She smiled briefly, took the cigarette, and sat down in a large chair, pulling her feet under her. “Lazarus, you reassure me.”
“Don’t you own a mirror, girl?”
“Not that,” she said impatiently. “You yourself. You know that I have passed the reasonable life expectancy of our people-I’ve been expecting to die, been resigned to it, for the past ten years. Yet there you sit . . . years and years o1der than I am. You give me hope.”
He sat up straight. “You expecting to die? Good grief, girl-you look good for another century.”
She made a tired gesture. “Don’t try to jolly me.
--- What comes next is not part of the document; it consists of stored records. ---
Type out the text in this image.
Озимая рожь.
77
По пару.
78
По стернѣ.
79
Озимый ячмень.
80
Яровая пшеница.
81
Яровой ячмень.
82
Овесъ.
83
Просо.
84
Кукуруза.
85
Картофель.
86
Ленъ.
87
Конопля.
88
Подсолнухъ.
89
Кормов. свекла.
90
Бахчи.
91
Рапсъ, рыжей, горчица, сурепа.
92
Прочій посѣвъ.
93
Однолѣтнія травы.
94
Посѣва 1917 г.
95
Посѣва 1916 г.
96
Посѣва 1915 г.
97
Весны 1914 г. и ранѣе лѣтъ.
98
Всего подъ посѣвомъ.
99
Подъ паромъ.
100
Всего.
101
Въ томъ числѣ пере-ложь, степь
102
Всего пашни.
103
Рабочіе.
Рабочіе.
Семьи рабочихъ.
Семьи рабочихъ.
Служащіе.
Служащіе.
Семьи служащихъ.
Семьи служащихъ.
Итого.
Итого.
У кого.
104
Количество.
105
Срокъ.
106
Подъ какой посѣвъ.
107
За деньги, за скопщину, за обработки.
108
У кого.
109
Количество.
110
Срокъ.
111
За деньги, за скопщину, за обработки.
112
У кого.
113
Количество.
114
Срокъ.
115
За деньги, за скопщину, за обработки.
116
You know that appearance has nothing to do with it. Lazarus, I don’t want to die!”
Lazarus answered soberly, “I wasn’t trying to kid you, Sis. You simply don’t look like a candidate for corpse.”
She shrugged gracefully. “A matter of biotechniques. I’m holding my appearance at the early thirties.”
“Or less, I’d say. I guess I’m not up on the latest dodges, Mary. You heard me say that I had not attended a get-together for more than a century. As a matter of fact I’ve been completely out of touch with the Families the whole time.”
“Really? May I ask why?”
“A long story and a dull one. What it amounts to is that I got bored with them. I used to be a delegate to the annual meetings. But they got stuffy and set in their ways-or so it seemed to me. So I wandered off. I spent the Interregnum on Venus, mostly. I came back for a while after the Covenant was signed but I don’t suppose I’ve spent two years on Earth since then. I like to move around.”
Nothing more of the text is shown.